3.1.9.30 FTB Part B Return to Work

Introduction

This topic outlines the conditions to be met and the actions to be followed when an individual accesses the FTB Part B return to work measure (also known as 'quarantining'), in respect of FTB Part B entitlement.

Summary

Individuals who return to work (or start work) for the first time after the birth of a child or after a child comes into their care, may be entitled to the maximum rate of FTB Part B for the financial year period before they return to work provided they were not earning passive employment income (1.1.P.55) in that period. Eligibility for this extra assistance will be calculated after the end of the financial year when FTB payments are reconciled.

This extra assistance is only available for the lower income earner of the couple who returns to work for the first time after the birth of a child or a child entered their care. An individual returns to paid work if the individual is neither engaging in paid work, nor receiving passive employment income during that year and the individual later engaged in paid work for an average of at least 10 hours per week for 4 consecutive weeks that start during the financial year. Adoptive parents and other primary carers such as grandparents are able to access this measure for an eligible FTB Part B child provided a previous carer has not received this assistance.

This topic explains:

  • primary earner income limit,
  • return to work objectives,
  • payment,
  • accessing the FTB Part B return to work measure,
  • lower income earner,
  • eligible child,
  • precluded child,
  • quarantine period,
  • return to work,
  • nominating a return to work,
  • shared care,
  • multiple partners,
  • swapping roles in a couple, and
  • self-employment and passive employment income.

Primary earner income limit

The FTB Part B return to work measure is subject to the primary earner income test.

If a secondary earner in a couple returns to paid work (or commences work) for the first time after the birth of a child or after a child comes into their care and the primary earners ATI (1.1.A.20) is more than the income limit, the family will not be eligible to receive FTB Part B for the entire income year in which he or she returns to work.

If the primary earner in a couple has an ATI at or below the income limit the return to work quarantining measure will operate for the income year in which the secondary earner returns to work.

Return to work objectives

The FTB Part B return to work measure ensures that an individual cannot incur an FTB Part B debt for the period in the financial year that the lower income earner is at home after the birth of a child or a child comes into their care and not on paid leave or receiving other employment related income.

Payment

Subject to the primary earner's ATI being at or below the income limit, payment of FTB Part B during the financial year will be based on the lower income earner's estimate of ATI.

The extra assistance available for the quarantine period is the maximum rate of FTB Part B payable for the period in the financial year that the lower income earner is at home and is not payable to eligible individuals until after the end of the financial year and after the reconciliation conditions are satisfied.

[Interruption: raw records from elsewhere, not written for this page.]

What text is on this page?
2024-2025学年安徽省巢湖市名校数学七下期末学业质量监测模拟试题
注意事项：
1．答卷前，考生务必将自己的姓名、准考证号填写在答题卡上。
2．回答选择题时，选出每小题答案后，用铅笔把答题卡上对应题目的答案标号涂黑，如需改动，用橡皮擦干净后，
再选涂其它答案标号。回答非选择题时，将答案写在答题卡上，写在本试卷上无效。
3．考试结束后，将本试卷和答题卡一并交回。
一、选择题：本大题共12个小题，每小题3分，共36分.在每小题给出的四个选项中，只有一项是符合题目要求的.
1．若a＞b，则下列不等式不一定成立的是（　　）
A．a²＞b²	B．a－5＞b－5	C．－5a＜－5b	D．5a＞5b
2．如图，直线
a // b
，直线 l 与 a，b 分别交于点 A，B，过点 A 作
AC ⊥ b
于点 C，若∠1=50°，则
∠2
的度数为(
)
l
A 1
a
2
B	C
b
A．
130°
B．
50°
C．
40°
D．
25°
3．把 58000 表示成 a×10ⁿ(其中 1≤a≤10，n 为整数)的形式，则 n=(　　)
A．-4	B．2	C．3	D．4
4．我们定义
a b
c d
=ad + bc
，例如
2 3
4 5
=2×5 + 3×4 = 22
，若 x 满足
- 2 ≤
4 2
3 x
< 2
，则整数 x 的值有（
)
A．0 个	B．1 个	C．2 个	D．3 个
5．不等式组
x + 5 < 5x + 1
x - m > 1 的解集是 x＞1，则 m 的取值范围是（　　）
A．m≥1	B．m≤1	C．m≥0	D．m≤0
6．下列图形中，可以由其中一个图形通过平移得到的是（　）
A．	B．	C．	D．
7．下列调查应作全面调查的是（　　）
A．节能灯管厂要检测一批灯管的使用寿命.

For eligible couples, if the primary earner's income is at or below the income limit, the quarantine period is free of the lower earner income test and therefore the maximum rate of FTB Part B is payable for that period regardless of the actual ATI of the lower earner for the financial year.

The FTB Part B lower income test applies to all other periods during the financial year (i.e. before or after the quarantine period).

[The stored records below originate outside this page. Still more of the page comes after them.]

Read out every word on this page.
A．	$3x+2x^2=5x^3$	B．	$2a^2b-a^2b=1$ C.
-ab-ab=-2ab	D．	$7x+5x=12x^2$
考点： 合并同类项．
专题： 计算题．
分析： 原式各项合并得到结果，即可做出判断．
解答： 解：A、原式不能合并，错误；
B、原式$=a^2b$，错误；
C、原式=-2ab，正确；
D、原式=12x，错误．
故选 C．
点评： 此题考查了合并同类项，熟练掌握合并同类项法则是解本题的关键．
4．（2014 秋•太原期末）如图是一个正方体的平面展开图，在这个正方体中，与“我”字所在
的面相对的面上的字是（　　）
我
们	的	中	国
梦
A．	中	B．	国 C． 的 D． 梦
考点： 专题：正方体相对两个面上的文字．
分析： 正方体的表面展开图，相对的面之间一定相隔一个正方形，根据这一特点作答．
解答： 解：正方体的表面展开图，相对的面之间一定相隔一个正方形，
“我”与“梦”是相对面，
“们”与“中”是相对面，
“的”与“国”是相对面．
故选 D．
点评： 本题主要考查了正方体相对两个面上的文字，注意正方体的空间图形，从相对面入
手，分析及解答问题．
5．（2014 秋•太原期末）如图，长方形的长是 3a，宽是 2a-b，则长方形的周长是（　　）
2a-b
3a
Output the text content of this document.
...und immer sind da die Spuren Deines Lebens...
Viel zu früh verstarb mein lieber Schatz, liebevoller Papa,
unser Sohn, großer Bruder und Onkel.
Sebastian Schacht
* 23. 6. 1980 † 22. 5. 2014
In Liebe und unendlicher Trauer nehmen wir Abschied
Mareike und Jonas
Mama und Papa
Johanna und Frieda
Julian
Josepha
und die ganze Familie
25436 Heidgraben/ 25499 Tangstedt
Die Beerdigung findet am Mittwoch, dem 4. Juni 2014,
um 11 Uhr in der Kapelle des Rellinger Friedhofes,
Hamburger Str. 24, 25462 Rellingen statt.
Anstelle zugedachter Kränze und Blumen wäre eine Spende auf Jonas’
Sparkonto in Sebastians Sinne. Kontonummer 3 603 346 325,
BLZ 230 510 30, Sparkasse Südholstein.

Accessing the FTB Part B return to work measure

Eligible individuals who meet the return to work definition, or who are making a voluntary nomination, will need to contact Centrelink to advise that they have returned to work.

If FTB is paid fortnightly, the individual has until the end of the first lodgement year following the relevant financial year (the entitlement year) to advise Centrelink of a return to work.

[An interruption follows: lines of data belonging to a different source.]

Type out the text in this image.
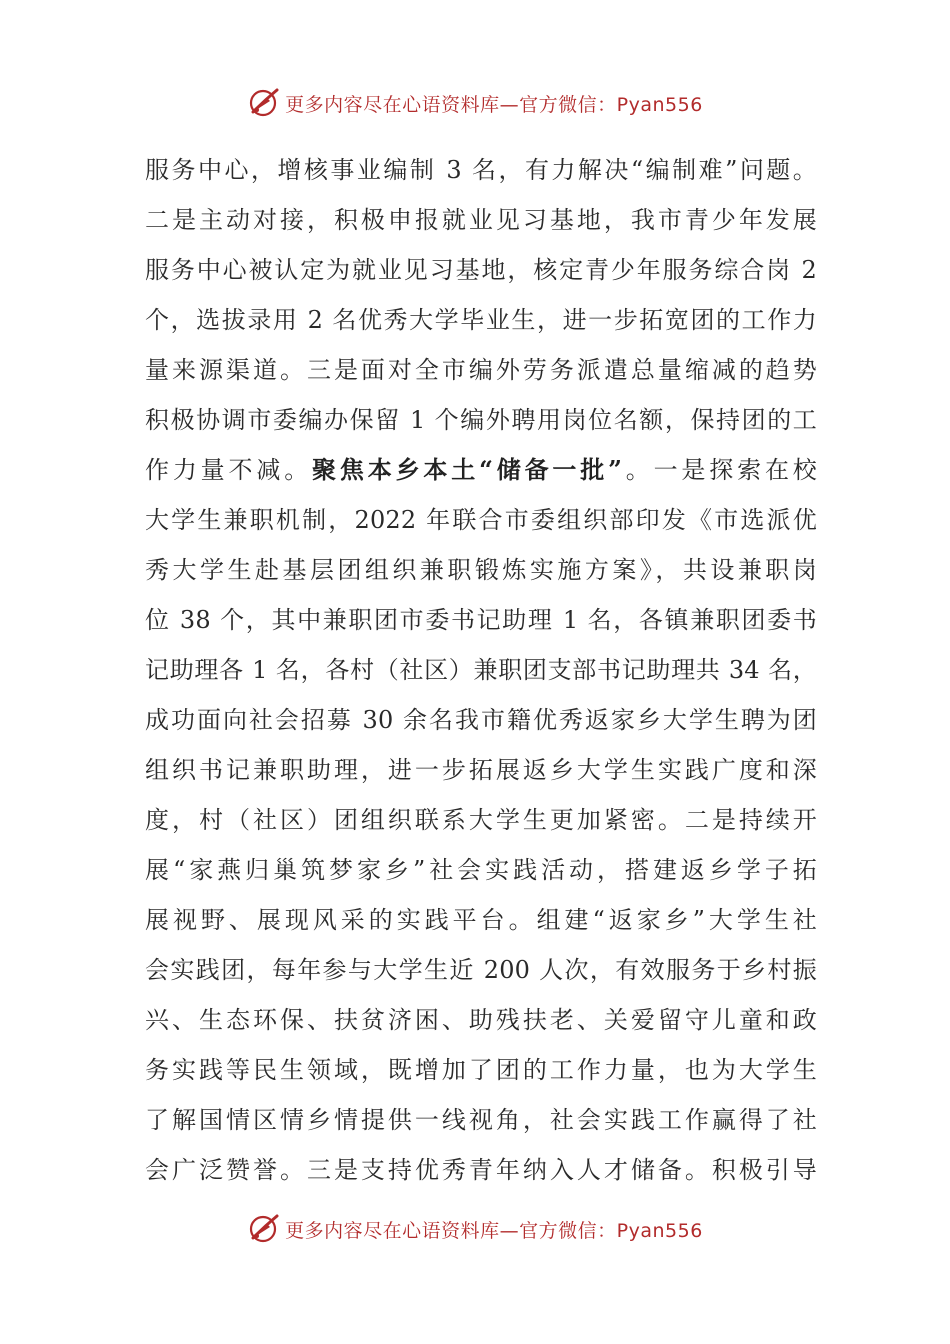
更多内容尽在心语资料库—官方微信：Pyan556
服务中心，增核事业编制 3 名，有力解决“编制难”问题。
二是主动对接，积极申报就业见习基地，我市青少年发展
服务中心被认定为就业见习基地，核定青少年服务综合岗 2
个，选拔录用 2 名优秀大学毕业生，进一步拓宽团的工作力
量来源渠道。三是面对全市编外劳务派遣总量缩减的趋势
积极协调市委编办保留 1 个编外聘用岗位名额，保持团的工
作力量不减。聚焦本乡本土“储备一批”。一是探索在校
大学生兼职机制，2022 年联合市委组织部印发《市选派优
秀大学生赴基层团组织兼职锻炼实施方案》，共设兼职岗
位 38 个，其中兼职团市委书记助理 1 名，各镇兼职团委书
记助理各 1 名，各村（社区）兼职团支部书记助理共 34 名，
成功面向社会招募 30 余名我市籍优秀返家乡大学生聘为团
组织书记兼职助理，进一步拓展返乡大学生实践广度和深
度，村（社区）团组织联系大学生更加紧密。二是持续开
展“家燕归巢筑梦家乡”社会实践活动，搭建返乡学子拓
展视野、展现风采的实践平台。组建“返家乡”大学生社
会实践团，每年参与大学生近 200 人次，有效服务于乡村振
兴、生态环保、扶贫济困、助残扶老、关爱留守儿童和政
务实践等民生领域，既增加了团的工作力量，也为大学生
了解国情区情乡情提供一线视角，社会实践工作赢得了社
会广泛赞誉。三是支持优秀青年纳入人才储备。积极引导
更多内容尽在心语资料库—官方微信：Pyan556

If FTB is claimed annually, the individual should advise of a return to work by completing the 'Claim for an annual lump sum payment of Family Tax Benefit Form' available through Centrelink.

Example: An individual who returned to work in the 2012-13 financial year has until 30 June 2014 to complete their 2013 FTB claim and advise a return to work.

A lower income earner who was previously self-employed and is returning to self-employment will need to nominate a return to work by signing a written statement. This must contain their return to work details and be provided to Centrelink after the end of the financial year in which the return to work occurred.

Nominating a return to work of less than an average of 10 hours a week over 4 weeks must be provided in writing to Centrelink after the end of the financial year in which the return to work occurred. A nomination cannot be withdrawn once it is made. See also 'Nominating a return to work' below.

The return to work measure only applies to the first time the lower income earner returns to paid work after the birth of a child or caring for a child that has come into their care. If the individual's taxable income from a previous financial year indicates that the individual may have worked since the birth of the child, then this will be investigated. Otherwise, the individual only needs to declare that this is the first time they have returned to work after having a baby or taking on the care of a child.

Note: Single parent families are not entitled to this extra assistance as they already receive the maximum rate of FTB Part B.

Lower income earner

The lower income earner will usually be the member of the couple with the lower ATI calculated following reconciliation. An exception to this is to be made where the lower income earner (based on an original estimate of income) turns out to be the primary earner (based on actual income). This exception will only apply to situations where the lower income earner (based on an original estimate of income) has a return to work and the actual lower income earner (based on actual ATI) does not have a return to work within the same financial year. If both members of the couple have the same ATI, the lower income earner will be the member of the couple who returns to paid work first during the year. If both members of a couple have the same income and return to work on the same date, the individual should nominate which member of the couple the 'return to work' definition applies to.

Eligible child

The FTB Part B return to work measure applies to the child that most recently became an FTB child of the lower income earner. If all of the children became FTB children of the lower income earner at the same time the relevant child is the youngest FTB child of the lower income earner.

The FTB Part B return to work measure is only available once in relation to each child. If an individual does not return to work between the births of children, entitlement to access the measure does not accumulate.

Example: Rachel gave birth to Sarah on 1 June and took leave from work to care for her at home. Over 2 years later, Rachel gave birth to Lewis on 1 September. Between the birth of Sarah and Lewis, Rachel did not return to work and therefore is no longer able to access the return to work measure for Sarah. If Rachel returns to work following the birth of Lewis then he will be considered the eligible child.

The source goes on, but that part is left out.